Hundreds of children are crossing the U.S.-Mexico border without their parents every day, with the number of minors in federal custody topping 18,000 by Thursday, according to federal data—a spike that’s left shelters and holding sites with virtually no extra capacity.
On Thursday, about 12,500 unaccompanied minors were in the custody of the Department of Health and Human Services, which offers shelter beds and works to place children with parents and other sponsors throughout the United States.
Another 5,500 were stuck with Customs and Border Protection, which often holds kids in makeshift facilities designed for adults—children are only supposed to stay with CBP for 72 hours per a court settlement, but some minors have reportedly stayed for longer.
Some 605 unaccompanied minors were caught by CBP Thursday, but just 388 were transferred from CBP, meaning the number of kids in Border Patrol custody is growing.
9,457. That’s how many unaccompanied minors were caught crossing the southern border last month, an increase of more than 50% since February and the highest figure since May 2019, according to CBP data.
What To Watch For
CBP says it’s apprehended around 475 kids per day on average over the last 30 days, meaning March is on track to be even busier than February.

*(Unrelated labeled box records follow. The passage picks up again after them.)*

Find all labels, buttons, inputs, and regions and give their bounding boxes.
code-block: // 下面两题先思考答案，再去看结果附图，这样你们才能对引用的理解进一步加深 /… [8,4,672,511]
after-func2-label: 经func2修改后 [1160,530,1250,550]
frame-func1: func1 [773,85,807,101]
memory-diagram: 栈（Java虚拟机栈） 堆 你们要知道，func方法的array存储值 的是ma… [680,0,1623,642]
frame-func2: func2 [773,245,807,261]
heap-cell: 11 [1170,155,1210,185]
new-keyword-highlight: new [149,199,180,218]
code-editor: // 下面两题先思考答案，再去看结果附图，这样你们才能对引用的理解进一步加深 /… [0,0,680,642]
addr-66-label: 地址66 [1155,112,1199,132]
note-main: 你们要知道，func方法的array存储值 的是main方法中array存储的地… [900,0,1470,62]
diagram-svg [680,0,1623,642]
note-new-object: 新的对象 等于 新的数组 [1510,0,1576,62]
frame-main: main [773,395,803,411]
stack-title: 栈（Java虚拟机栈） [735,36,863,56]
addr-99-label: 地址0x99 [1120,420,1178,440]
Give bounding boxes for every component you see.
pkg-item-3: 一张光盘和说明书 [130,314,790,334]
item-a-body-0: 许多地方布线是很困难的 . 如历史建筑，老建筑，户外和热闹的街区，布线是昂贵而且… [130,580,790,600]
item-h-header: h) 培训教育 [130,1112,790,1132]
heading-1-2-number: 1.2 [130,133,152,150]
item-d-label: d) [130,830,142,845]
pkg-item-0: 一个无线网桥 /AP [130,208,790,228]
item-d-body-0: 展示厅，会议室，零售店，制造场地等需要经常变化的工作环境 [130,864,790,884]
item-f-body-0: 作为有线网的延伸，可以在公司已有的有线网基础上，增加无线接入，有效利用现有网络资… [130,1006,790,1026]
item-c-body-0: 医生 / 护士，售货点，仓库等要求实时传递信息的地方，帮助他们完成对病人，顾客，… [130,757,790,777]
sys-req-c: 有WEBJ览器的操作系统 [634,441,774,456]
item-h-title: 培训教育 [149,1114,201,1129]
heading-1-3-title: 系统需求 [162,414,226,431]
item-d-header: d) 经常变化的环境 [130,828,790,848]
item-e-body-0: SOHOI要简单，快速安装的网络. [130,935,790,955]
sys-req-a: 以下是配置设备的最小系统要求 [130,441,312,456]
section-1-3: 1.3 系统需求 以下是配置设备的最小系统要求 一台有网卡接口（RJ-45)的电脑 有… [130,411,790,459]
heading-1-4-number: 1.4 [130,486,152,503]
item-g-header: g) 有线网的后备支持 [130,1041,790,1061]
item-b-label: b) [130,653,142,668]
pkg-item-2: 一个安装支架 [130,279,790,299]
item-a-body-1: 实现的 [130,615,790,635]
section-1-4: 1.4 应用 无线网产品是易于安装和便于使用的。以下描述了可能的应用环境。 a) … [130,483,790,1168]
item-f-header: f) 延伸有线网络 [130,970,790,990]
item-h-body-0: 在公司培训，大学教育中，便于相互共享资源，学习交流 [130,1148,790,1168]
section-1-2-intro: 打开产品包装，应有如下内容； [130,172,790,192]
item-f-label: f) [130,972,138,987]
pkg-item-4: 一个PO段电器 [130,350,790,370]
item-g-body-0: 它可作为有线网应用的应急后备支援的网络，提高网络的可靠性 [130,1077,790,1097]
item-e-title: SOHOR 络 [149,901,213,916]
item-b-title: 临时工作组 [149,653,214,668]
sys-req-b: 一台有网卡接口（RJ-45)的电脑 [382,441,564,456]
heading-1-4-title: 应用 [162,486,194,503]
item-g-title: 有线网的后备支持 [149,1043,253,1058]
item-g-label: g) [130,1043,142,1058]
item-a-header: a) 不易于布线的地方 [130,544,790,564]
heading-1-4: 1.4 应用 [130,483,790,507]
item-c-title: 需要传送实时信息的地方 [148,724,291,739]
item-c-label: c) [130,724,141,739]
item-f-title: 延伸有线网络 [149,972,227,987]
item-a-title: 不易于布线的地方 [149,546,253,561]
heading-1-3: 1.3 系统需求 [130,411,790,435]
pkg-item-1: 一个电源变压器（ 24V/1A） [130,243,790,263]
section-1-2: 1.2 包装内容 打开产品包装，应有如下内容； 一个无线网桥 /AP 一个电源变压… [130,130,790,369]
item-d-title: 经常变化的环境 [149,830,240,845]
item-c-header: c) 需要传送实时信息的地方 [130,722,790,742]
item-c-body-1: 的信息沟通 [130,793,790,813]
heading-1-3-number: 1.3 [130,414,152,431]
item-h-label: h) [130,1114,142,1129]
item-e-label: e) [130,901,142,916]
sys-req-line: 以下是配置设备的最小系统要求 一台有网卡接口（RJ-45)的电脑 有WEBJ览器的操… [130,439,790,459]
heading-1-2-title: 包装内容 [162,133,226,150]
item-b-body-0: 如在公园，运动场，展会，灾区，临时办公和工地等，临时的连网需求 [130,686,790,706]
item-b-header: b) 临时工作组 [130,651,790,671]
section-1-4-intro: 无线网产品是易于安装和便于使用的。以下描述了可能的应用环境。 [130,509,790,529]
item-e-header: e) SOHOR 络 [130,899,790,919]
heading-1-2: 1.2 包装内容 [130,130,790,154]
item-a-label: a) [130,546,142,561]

The total number of migrants caught crossing the southern border jumped 28% last month, and the increase in unaccompanied minors has posed an especially large strain. HHS has struggled to house this influx of minors amid limited shelter space, so thousands of children have been forced to stay in overcrowded tents and other makeshift arrangements operated by CBP, a situation Rep. Henry Cuellar (D-Texas)—who visited a CBP site—called “terrible.” HHS is scrambling to relieve this pressure by opening temporary shelters in convention centers, sports arenas and other unconventional places.
Starting last year, former President Donald Trump rapidly expelled many children caught crossing the southern border, a controversial policy that pushed minors into dangerous situations and prevented them from applying for asylum, many critics say. President Joe Biden rescinded this policy, meaning the federal government now needs to house all minors.